Many might consider it a somewhat important detail to recall that the HP-41C is, er, expandable, while the 42S is, er, NOT expandable. It is nonsense to claim the keyboard/LCD/printer-only I/O 42S is "the replacement" for a device that can control multiple diverse devices on an HPIL loop, use input from a bar code reader, use a magnetic card reader, employ various other I/O and time modules, and utilize RAM and ROM memory of very many sorts. Exactly how does that "replacement" HP 42S "replace" any of such capabilities, or is that just some small and negligible and inconvenient detail?
Additionally, the 42S itself has many advantages never found in any configuration of the 41C. Its Saturn processor is faster and produces results that have several orders of magnitude better accuracy and precision. The scope of the 42S mathematical function set is far greater than that of the 41C, including exhaustive complex domain support, matrix manipulation, a numerical solver, and a numerical integrator. The 42S is smaller and lighter than the 41C, and operates almost forever on its three 357 cells.
Compare the 41C to the 15C. The scope of the 15C mathematical function set is far greater than that of the 41C, including exhaustive complex domain support, matrix manipulation, a numerical solver, and a numerical integrator.

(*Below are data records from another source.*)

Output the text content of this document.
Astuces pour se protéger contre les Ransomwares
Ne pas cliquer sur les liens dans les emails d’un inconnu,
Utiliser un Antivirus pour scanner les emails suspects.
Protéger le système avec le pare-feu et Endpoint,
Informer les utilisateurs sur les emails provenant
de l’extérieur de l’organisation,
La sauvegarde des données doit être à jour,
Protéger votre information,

The 15C is smaller and lighter than the 41C, and operates almost forever on its three 357 cells.
Hmmm...one might just conclude that the 42S was the replacement for the 15C, and not the replacement for the 41C. Or someone like me who has been buying HP calculators for 35 years could tell you that no one, neither HP nor customer, ever considered the HP 42S as the replacement for the HP 41C.
With respect to the 32S and the 15C, the 32S/SII isn't close to being a functional replacement for the 15C. Like all Pioneers, there are several improvements over earlier models, such as (1) limited alpha display, (2) greater speed, (3) better accuracy/precision, and (4) portrait rather than landscape keyboard. But anyone who replaced his 15C with the 32S/SII was likely very disappointed after finding that his new calc lacked many of the features and functions of the 15C, not the least being competently-executed complex domain support. I bought a 32SII to replace a 15C in 1997, when the 42S was no longer available from HP. I immediately retired that new but painfully inadequate grade-schooler's calc to storage. Happily, I was shortly thereafter able to obtain three HP 42S units. All of them together are physically incapable of replacing my one 1984 HP-41CX. But I didn't buy the 42S as a replacement for the 41CX. Nobody did.